Potsdam-Mittelmark : Kreis investiert mehrere Millionen Euro ins Radwegenetz

In Potsdam-Mittelmark sind immer mehr Radfahrer unterwegs. Nun will der Kreis mit einer großen Summe ins Radwegenetz investieren - und dieses weiter ausbauen.

Potsdam-Mittelmark will einige Radwege erneuern und ausbauen. 
Potsdam-Mittelmark will einige Radwege erneuern und ausbauen. Foto: Bernd Settnik/dpa

Der Landkreis will in den nächsten Jahren mehrere Millionen Euro in das Radwegenetz investieren. Das geht aus der Fortschreibung des touristischen Radwegekonzeptes hervor, die am 6. November im Finanzausschuss vorgestellt werden soll. Ein Großteil des Geldes soll in die Erneuerung der vier durch den Landkreis führenden Radfernwege fließen, der Europaradweg 1, der Havelradweg, der Tour de Brandenburg und der Route historische Stadtkerne. Die Mittel stammen auch aus Fördertöpfen des Landes sowie der Europäischen Union.

Allein für den Ersatz zweier Radwegbrücken zwischen Caputh und Ferch, der wie berichtet im kommenden Jahr erfolgen soll, rechnet der Landkreis dem Konzept zufolge mit Kosten von 1,5 Millionen Euro.

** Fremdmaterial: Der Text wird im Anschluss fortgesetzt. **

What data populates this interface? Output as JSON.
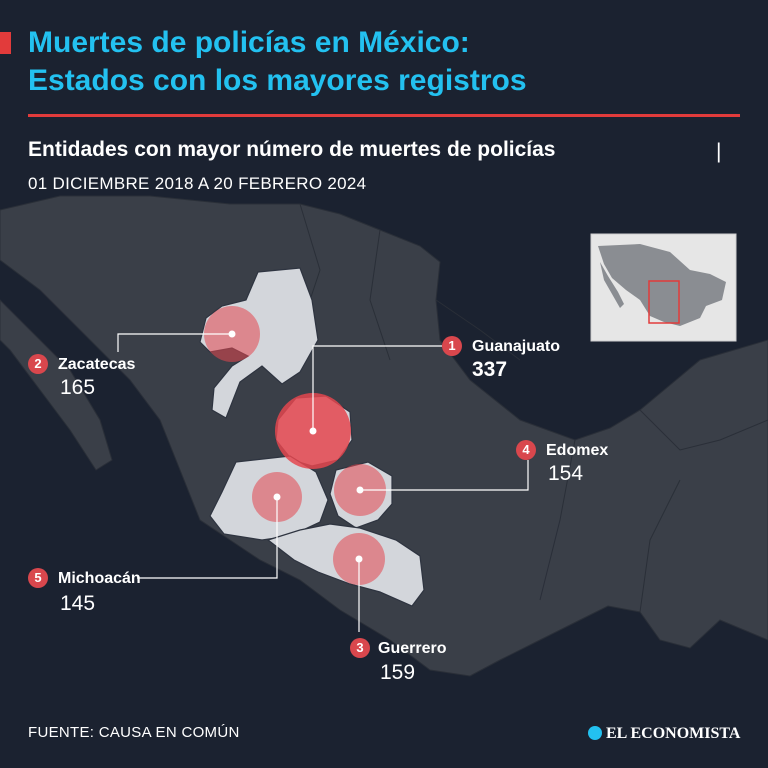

Für Lückenschlüsse auf der Verbindung zwischen dem Fläming und Brandenburg/Havel über Ziesar bis 2021 sind 1,8 Millionen Euro eingeplant. Für neue Wege auf der Tour de Brandenburg im Bereich von Treuenbrietzen, Kloster Lehnin und Groß Kreutz (Havel) rechnet der Landkreis bis 2022 mit Kosten von 1,7 Millionen Euro. Dazu kommen mehrere hunderttausend Euro für die Sanierung bestehender Radwege.

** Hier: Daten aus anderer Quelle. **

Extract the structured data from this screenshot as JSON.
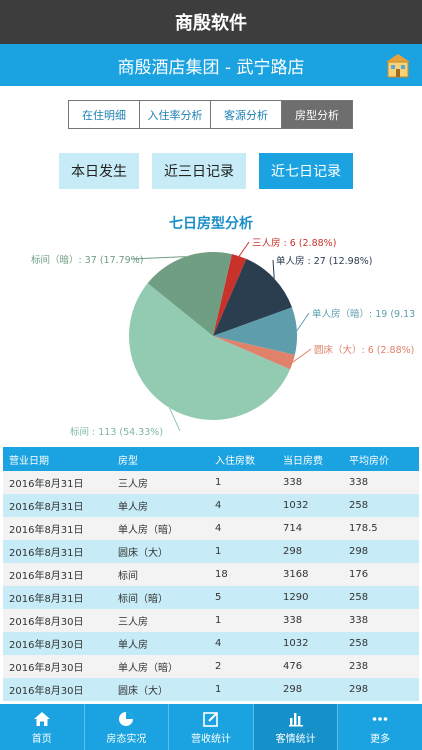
{
  "app": {
    "title": "商殷软件"
  },
  "hotel": {
    "name": "商殷酒店集团 - 武宁路店",
    "icon": "hotel-building-icon"
  },
  "segments": [
    {
      "label": "在住明细",
      "active": false
    },
    {
      "label": "入住率分析",
      "active": false
    },
    {
      "label": "客源分析",
      "active": false
    },
    {
      "label": "房型分析",
      "active": true
    }
  ],
  "periods": [
    {
      "label": "本日发生",
      "active": false
    },
    {
      "label": "近三日记录",
      "active": false
    },
    {
      "label": "近七日记录",
      "active": true
    }
  ],
  "chart_data": {
    "type": "pie",
    "title": "七日房型分析",
    "slices": [
      {
        "name": "三人房",
        "value": 6,
        "pct": "2.88%",
        "color": "#c9322b",
        "label": "三人房 : 6 (2.88%)",
        "label_color": "#c9322b"
      },
      {
        "name": "单人房",
        "value": 27,
        "pct": "12.98%",
        "color": "#2b3e50",
        "label": "单人房 : 27 (12.98%)",
        "label_color": "#2b3e50"
      },
      {
        "name": "单人房（暗）",
        "value": 19,
        "pct": "9.13%",
        "color": "#5e9eac",
        "label": "单人房（暗）: 19 (9.13",
        "label_color": "#5e9eac"
      },
      {
        "name": "圆床（大）",
        "value": 6,
        "pct": "2.88%",
        "color": "#e0826a",
        "label": "圆床（大）: 6 (2.88%)",
        "label_color": "#e0826a"
      },
      {
        "name": "标间",
        "value": 113,
        "pct": "54.33%",
        "color": "#93cab2",
        "label": "标间 : 113 (54.33%)",
        "label_color": "#7fb79f"
      },
      {
        "name": "标间（暗）",
        "value": 37,
        "pct": "17.79%",
        "color": "#6f9e82",
        "label": "标间（暗）: 37 (17.79%)",
        "label_color": "#6f9e82"
      }
    ]
  },
  "table": {
    "headers": [
      "营业日期",
      "房型",
      "入住房数",
      "当日房费",
      "平均房价"
    ],
    "rows": [
      [
        "2016年8月31日",
        "三人房",
        "1",
        "338",
        "338"
      ],
      [
        "2016年8月31日",
        "单人房",
        "4",
        "1032",
        "258"
      ],
      [
        "2016年8月31日",
        "单人房（暗）",
        "4",
        "714",
        "178.5"
      ],
      [
        "2016年8月31日",
        "圆床（大）",
        "1",
        "298",
        "298"
      ],
      [
        "2016年8月31日",
        "标间",
        "18",
        "3168",
        "176"
      ],
      [
        "2016年8月31日",
        "标间（暗）",
        "5",
        "1290",
        "258"
      ],
      [
        "2016年8月30日",
        "三人房",
        "1",
        "338",
        "338"
      ],
      [
        "2016年8月30日",
        "单人房",
        "4",
        "1032",
        "258"
      ],
      [
        "2016年8月30日",
        "单人房（暗）",
        "2",
        "476",
        "238"
      ],
      [
        "2016年8月30日",
        "圆床（大）",
        "1",
        "298",
        "298"
      ]
    ]
  },
  "tabs": [
    {
      "label": "首页",
      "icon": "home-icon",
      "active": false
    },
    {
      "label": "房态实况",
      "icon": "pie-chart-icon",
      "active": false
    },
    {
      "label": "营收统计",
      "icon": "edit-icon",
      "active": false
    },
    {
      "label": "客情统计",
      "icon": "bar-chart-icon",
      "active": true
    },
    {
      "label": "更多",
      "icon": "more-icon",
      "active": false
    }
  ]
}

Immer mehr Radfahrer in Potsdam-Mittelmark

Die Zahl der Radreisenden besonders im Potsdamer Umland nimmt derweil weiter zu. So hat der fest installierte Zähler auf der Baumgartenbrücke zwischen Werder (Havel) und Geltow im vergangenen Jahr 219 000 Radreisende erfasst, 9000 mehr als 2016. Allein bis Ende Juni haben in diesem Jahr schon knapp 103 000 Radfahrer die Brücke passiert.

Dass es trotzdem weiteren Bedarf für Radwegneubaten gibt, zeigt ein Anhang des Konzeptes, der mit dem Vermerk „Intern“ gekennzeichnet, aber trotzdem im Internet veröffentlicht ist: So ist dem Konzept zufolge etwa ein Radweg zwischen Glindow und Bliesendorf zur Schulwegsicherung erforderlich. Nördlich von Glindow sei ein Radweg von der Landesstraße 90 über Kammerode nach Ferch nötig, Planungen dafür gebe es jedoch noch nicht. Auch vom Saarmunder Bahnhof nach Philippsthal sei ein Radweg erforderlich, ebenso eine neue Nuthebrücke von Philippsthal nach Bergholz-Rehbrücke. In Kleinmachnow laufen zumindest Vorplanungen für einen Radweg an der Straße Am Weinberg.